Georgia's leader is calling for an immediate cease-fire in the breakaway
region of South Ossetia. Russian warplanes carried out new airstrikes against
Georgian military targets Saturday, as fighting between the two sides reportedly
spread to another disputed region. Emma Stickgold reports from
Georgian President Mikhail Saakashvili called for an end to the fighting Saturday, shortly before getting approval from the Georgian parliament to declare a 15-day period of martial law.
South Ossetia's capital Tskinvali was in ruins as the region entered its second day of fighting between separatists and Georgian forces. At the same time, officials reported Russian warplanes hit targets in the breakaway region of Abkhazia.
Georgia had launched an offensive Friday to retake control of breakaway South Ossetia from separatists. Russia, which has close ties to the province, responded by sending troops to protect civilians and force a cease-fire.

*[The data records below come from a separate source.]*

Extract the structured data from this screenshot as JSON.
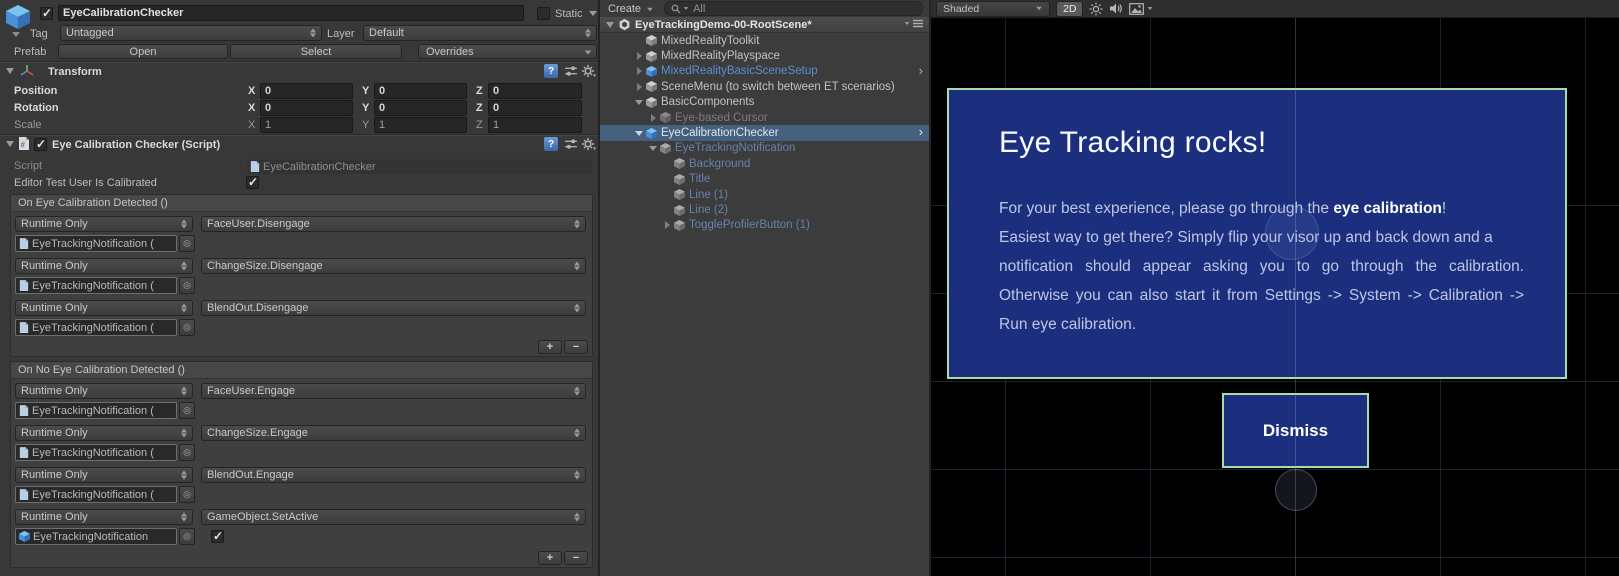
{
  "inspector": {
    "header": {
      "name": "EyeCalibrationChecker",
      "static_label": "Static",
      "tag_label": "Tag",
      "tag_value": "Untagged",
      "layer_label": "Layer",
      "layer_value": "Default",
      "prefab_label": "Prefab",
      "prefab_open": "Open",
      "prefab_select": "Select",
      "prefab_overrides": "Overrides"
    },
    "transform": {
      "title": "Transform",
      "axis_labels": {
        "x": "X",
        "y": "Y",
        "z": "Z"
      },
      "rows": [
        {
          "label": "Position",
          "x": "0",
          "y": "0",
          "z": "0"
        },
        {
          "label": "Rotation",
          "x": "0",
          "y": "0",
          "z": "0"
        },
        {
          "label": "Scale",
          "x": "1",
          "y": "1",
          "z": "1"
        }
      ]
    },
    "script": {
      "title": "Eye Calibration Checker (Script)",
      "script_label": "Script",
      "script_value": "EyeCalibrationChecker",
      "bool_label": "Editor Test User Is Calibrated",
      "add_label": "+",
      "remove_label": "−",
      "events": [
        {
          "title": "On Eye Calibration Detected ()",
          "entries": [
            {
              "mode": "Runtime Only",
              "function": "FaceUser.Disengage",
              "target": "EyeTrackingNotification ("
            },
            {
              "mode": "Runtime Only",
              "function": "ChangeSize.Disengage",
              "target": "EyeTrackingNotification ("
            },
            {
              "mode": "Runtime Only",
              "function": "BlendOut.Disengage",
              "target": "EyeTrackingNotification ("
            }
          ]
        },
        {
          "title": "On No Eye Calibration Detected ()",
          "entries": [
            {
              "mode": "Runtime Only",
              "function": "FaceUser.Engage",
              "target": "EyeTrackingNotification ("
            },
            {
              "mode": "Runtime Only",
              "function": "ChangeSize.Engage",
              "target": "EyeTrackingNotification ("
            },
            {
              "mode": "Runtime Only",
              "function": "BlendOut.Engage",
              "target": "EyeTrackingNotification ("
            },
            {
              "mode": "Runtime Only",
              "function": "GameObject.SetActive",
              "target": "EyeTrackingNotification"
            }
          ]
        }
      ]
    }
  },
  "hierarchy": {
    "create_label": "Create",
    "search_value": "All",
    "scene_name": "EyeTrackingDemo-00-RootScene*",
    "items": [
      {
        "label": "MixedRealityToolkit"
      },
      {
        "label": "MixedRealityPlayspace"
      },
      {
        "label": "MixedRealityBasicSceneSetup"
      },
      {
        "label": "SceneMenu (to switch between ET scenarios)"
      },
      {
        "label": "BasicComponents"
      },
      {
        "label": "Eye-based Cursor"
      },
      {
        "label": "EyeCalibrationChecker"
      },
      {
        "label": "EyeTrackingNotification"
      },
      {
        "label": "Background"
      },
      {
        "label": "Title"
      },
      {
        "label": "Line (1)"
      },
      {
        "label": "Line (2)"
      },
      {
        "label": "ToggleProfilerButton (1)"
      }
    ]
  },
  "scene_view": {
    "toolbar": {
      "shading": "Shaded",
      "mode_2d": "2D"
    },
    "notification": {
      "title": "Eye Tracking rocks!",
      "line1_pre": "For your best experience, please go through the ",
      "line1_em": "eye calibration",
      "line1_post": "!",
      "line2": "Easiest way to get there? Simply flip your visor up and back down and a",
      "line3": "notification should appear asking you to go through the calibration.",
      "line4": "Otherwise you can also start it from Settings -> System -> Calibration ->",
      "line5": "Run eye calibration.",
      "dismiss_label": "Dismiss"
    }
  },
  "colors": {
    "notification_bg": "#1b2f7e",
    "selection_outline": "#a9dcab",
    "prefab_text_blue": "#5a8fd0",
    "inactive_prefab_text": "#6583ac",
    "hierarchy_selection_bg": "#46607f",
    "panel_bg": "#383838",
    "scene_bg": "#000000"
  }
}
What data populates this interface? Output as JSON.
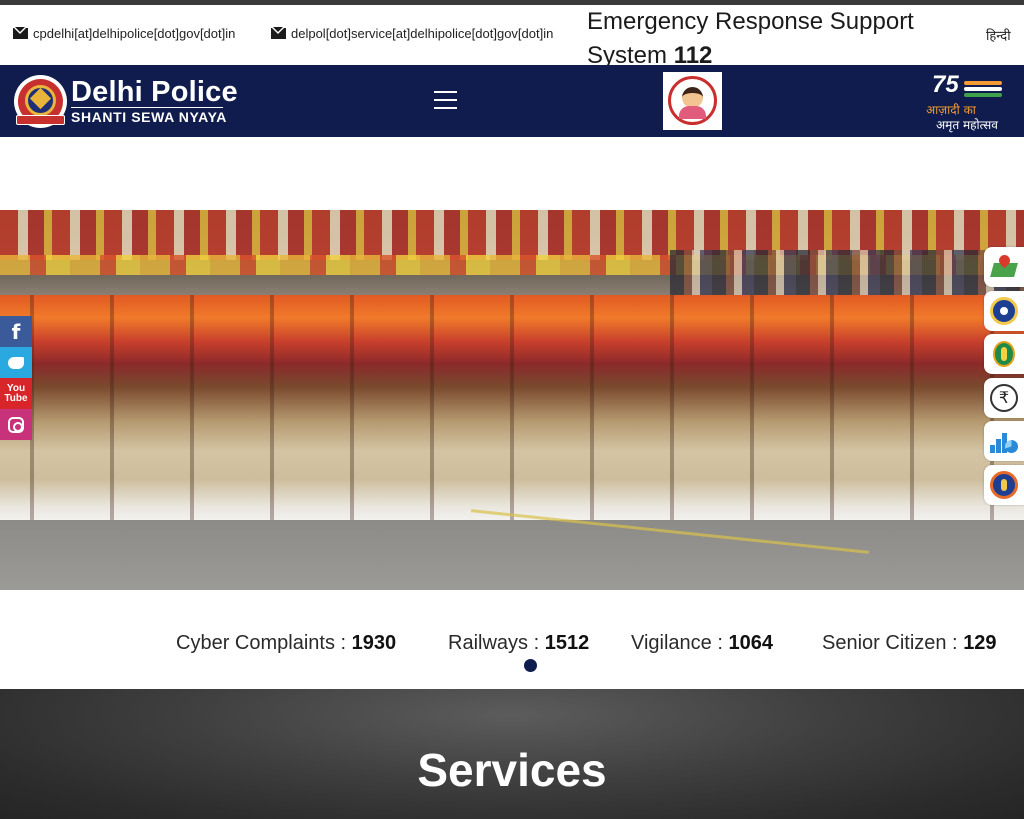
{
  "topbar": {
    "email_1": "cpdelhi[at]delhipolice[dot]gov[dot]in",
    "email_2": "delpol[dot]service[at]delhipolice[dot]gov[dot]in",
    "emergency_label": "Emergency Response Support System",
    "emergency_number": "112",
    "language_toggle": "हिन्दी"
  },
  "header": {
    "brand_name": "Delhi Police",
    "brand_motto": "SHANTI SEWA NYAYA",
    "azadi_number": "75",
    "azadi_line1": "आज़ादी",
    "azadi_ka": "का",
    "azadi_line2": "अमृत महोत्सव"
  },
  "social": {
    "facebook_glyph": "f",
    "youtube_line1": "You",
    "youtube_line2": "Tube"
  },
  "quick_links": {
    "icons": [
      "map-pin-icon",
      "police-seal-icon",
      "traffic-icon",
      "rupee-icon",
      "statistics-icon",
      "emblem-icon"
    ],
    "rupee_glyph": "₹"
  },
  "counters": [
    {
      "label": "Cyber Complaints :",
      "value": "1930"
    },
    {
      "label": "Railways :",
      "value": "1512"
    },
    {
      "label": "Vigilance :",
      "value": "1064"
    },
    {
      "label": "Senior Citizen :",
      "value": "129"
    }
  ],
  "services": {
    "heading": "Services"
  },
  "colors": {
    "navy": "#0f1c4d",
    "facebook": "#3b5a9a",
    "twitter": "#29a9e0",
    "youtube": "#d8252a",
    "instagram": "#c8327a"
  }
}
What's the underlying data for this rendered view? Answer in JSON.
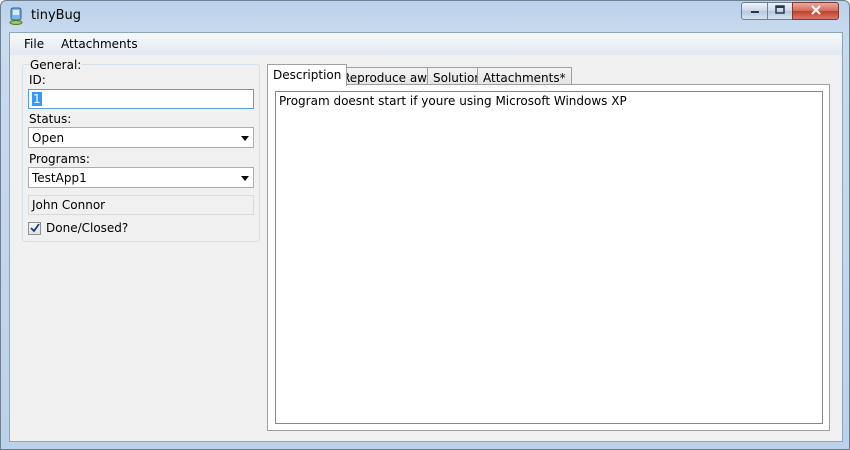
{
  "window": {
    "title": "tinyBug"
  },
  "menu": {
    "file": "File",
    "attachments": "Attachments"
  },
  "general": {
    "group_label": "General:",
    "id_label": "ID:",
    "id_value": "1",
    "status_label": "Status:",
    "status_value": "Open",
    "programs_label": "Programs:",
    "programs_value": "TestApp1",
    "assignee": "John Connor",
    "done_label": "Done/Closed?",
    "done_checked": true
  },
  "tabs": [
    {
      "label": "Description",
      "active": true
    },
    {
      "label": "Reproduce away",
      "active": false
    },
    {
      "label": "Solution",
      "active": false
    },
    {
      "label": "Attachments*",
      "active": false
    }
  ],
  "description": {
    "text": "Program doesnt start if youre using Microsoft Windows XP"
  },
  "icons": {
    "app": "bug-app-icon",
    "minimize": "minimize-icon",
    "maximize": "maximize-icon",
    "close": "close-icon",
    "dropdown": "chevron-down-icon",
    "check": "check-icon"
  },
  "colors": {
    "selection": "#3399ff",
    "titlebar": "#b9d1ea",
    "close_button": "#c0412a"
  }
}
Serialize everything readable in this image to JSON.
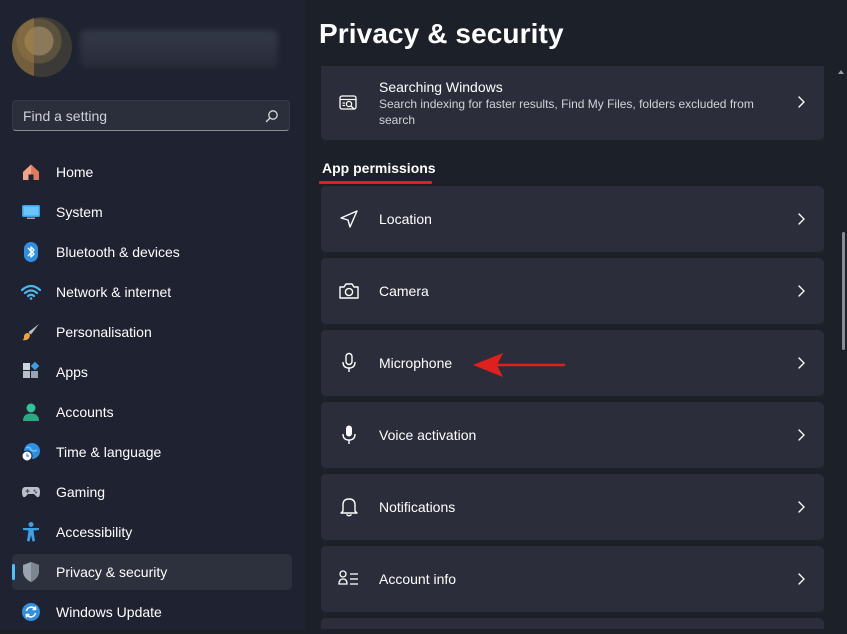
{
  "sidebar": {
    "search": {
      "placeholder": "Find a setting"
    },
    "items": [
      {
        "label": "Home",
        "icon": "home-icon"
      },
      {
        "label": "System",
        "icon": "monitor-icon"
      },
      {
        "label": "Bluetooth & devices",
        "icon": "bluetooth-icon"
      },
      {
        "label": "Network & internet",
        "icon": "wifi-icon"
      },
      {
        "label": "Personalisation",
        "icon": "brush-icon"
      },
      {
        "label": "Apps",
        "icon": "apps-icon"
      },
      {
        "label": "Accounts",
        "icon": "person-icon"
      },
      {
        "label": "Time & language",
        "icon": "globe-clock-icon"
      },
      {
        "label": "Gaming",
        "icon": "gamepad-icon"
      },
      {
        "label": "Accessibility",
        "icon": "accessibility-icon"
      },
      {
        "label": "Privacy & security",
        "icon": "shield-icon",
        "active": true
      },
      {
        "label": "Windows Update",
        "icon": "update-icon"
      }
    ]
  },
  "main": {
    "title": "Privacy & security",
    "searching_windows": {
      "label": "Searching Windows",
      "description": "Search indexing for faster results, Find My Files, folders excluded from search"
    },
    "section_title": "App permissions",
    "permissions": [
      {
        "label": "Location",
        "icon": "location-icon"
      },
      {
        "label": "Camera",
        "icon": "camera-icon"
      },
      {
        "label": "Microphone",
        "icon": "microphone-icon"
      },
      {
        "label": "Voice activation",
        "icon": "voice-mic-icon"
      },
      {
        "label": "Notifications",
        "icon": "bell-icon"
      },
      {
        "label": "Account info",
        "icon": "account-info-icon"
      }
    ]
  },
  "colors": {
    "accent": "#4cc2ff",
    "annotation": "#e0201c",
    "background": "#1c2029",
    "card": "#2b2e3a"
  }
}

The countries disagree on whether Georgia has gained control of the region. Georgian President Mikhail Saakashvili said there was little doubt that Georgia had taken over.
Saakashvili said Georgia was in full control of Tskinvali, adding that the city has been cleaned of bandit gangs. He noted that the city has suffered great damage from crossfire, while Russian planes bombed the city.
As Russian tanks and armored personnel carriers rumbled through the streets, evacuees expressed fear and uncertainty about the future. Irina, a passenger at an airport terminal who did not give her last name, lamented the current state of affairs.
Irina says she believes the violence was not necessary. She says she has sympathy for the Georgian people because her husband is there. She says she is also emotional for Russians because her mother there.
The recent spate of violence is the worst to break out since the region won de facto independence in 1992. South Ossetians are eager to join fellow Ossetians in North Ossetia, which was included within Russian borders following the collapse of the Soviet Union in 1991.